George R. R. Martin in The New Yorker

A friend mentioned last night that he was watching a bit of A Game of Thrones, the new HBO series based on George R. R. Martin’s A Song of Ice and Fire series. I’ll probably wait until after the DVD version comes out, if I watch it at all. I’m not generally impressed by visual media adaptations of science fiction and fantasy literature, and have even less use for film & TV only science fiction & fantasy. I’m not a snob, I’m just easily bored. In any case, George R. R. Martin has gotten The New Yorker treatment. I had to laugh at this sentence from near the end of the piece: ‘Martin hopes that, after he surmounts the particular thorny problems of “A Dance with Dragons,” the final two books will come much faster.’ Of course he he said this after the last book. To be fair, there wasn’t that much of a gap between book two and book three.


I still remember the cold January day in 1999 when I picked up a paperback version of A Game of Thrones. My roommate at the time was baked and passed out in front of the television, as was his usual Saturday night ritual. I read the first chapter of A Game of Thrones after having finished Paul Gottfried’s A Conservative Movement. I went to sleep after I got tired, but then finished the book the next day. Lucky for me I had to wait only one day to read the sequel, A Clash of Kings, which had just been published (in hindsight obviously they were pushing copies of the paperback f A Game of Thrones to coincide with the hardcover publication of A Clash of Kings). As someone who had read some of the other “heirs” of Tolkien, such as Robert Jordan, Martin’s contribution put me in the mind that the time had come to put away childish things.

Martin had a friendly relationship to Robert Jordan, who passed away before completing his series, The Wheel of Time. He has asserted that The Wheel of Time set the groundwork for the panoramic post-Tolkien epic fantasies which A Song of Ice and Fire is an exemplar. In short, no The Wheel of Time, no A Song of Ice and Fire. I think this is probably not totally accurate, insofar as it posits a Great Man model of fantasy literature. But, Robert Jordan’s success clearly was a signal to both writers and publishers about the possibilities of the genre. Yet The New Yorker article also addresses the fact that The Wheel of Time is an elaboration of a formula meant to appeal to twelve year old boys. The repertoire of the various reactions of the characters to the exigencies of life are very limited, and after a few books you become rather tired of the flat personalities on offer. Jordan’s aim seems to have been to make sexual tension intelligible to a twelve year old boy. Unfortunately that makes much of character development ludicrous to those of us who have passed the first blush of puberty. Additionally, the world-building in The Wheel of Time exhibits a tendency toward shallow flash and gimmickry. It has none of the rich historical thickness of Middle-earth or the earthy realism of Westeros.

Though the philosophy of Epicurus has been caricatured by the ignorant as a byword for excess and gluttony, like most ethical systems he argued for the importance of moderation and balance in the aim of the full appreciation of the hedonic experience.

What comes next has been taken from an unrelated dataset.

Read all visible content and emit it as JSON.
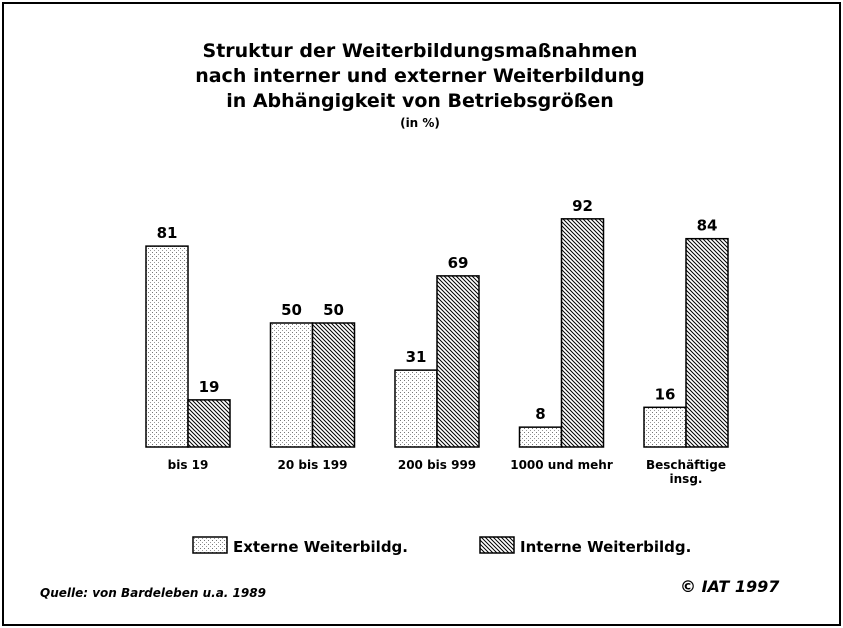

The problem with much of heroic fantasy is that it lacks such balance, and does not manage to negotiate the knife’s-edge between the banal world that is, and the fantastical that could be. The juvenile aspect of much of fantasy literature is exhibited in its gluttony for the black & white aspects of the world which a fictional world can give full reign to. The Dark Lord who is the apotheosis of evil. The teenage farm-boy who is good, naive, and also handsome and gifted with incredible powers beyond imagining (and, who at the end of the series finds out that he is in fact the son of a king!). Martin’s great insight, which he clearly shares with other writers such as Robin Hobb, is that writing within the fantasy genre is not a license to engage in every wish-fulfillment. It is a liberty to enchant, and surprise. At least if you aim to appeal to adults who have lived enough life to have experienced enough to intuit that the sweet life is to a large extent given color only by its contrast with the bitter. Perfection does not move.

As for George R. R. Martin and A Song of Ice and Fire, I will probably keep reading. For now. I’m not a public hater, there are more important things in my life than a fantasy series. The first books of his grand vision are the standard now, for me and many others. That’s an achievement in an of itself.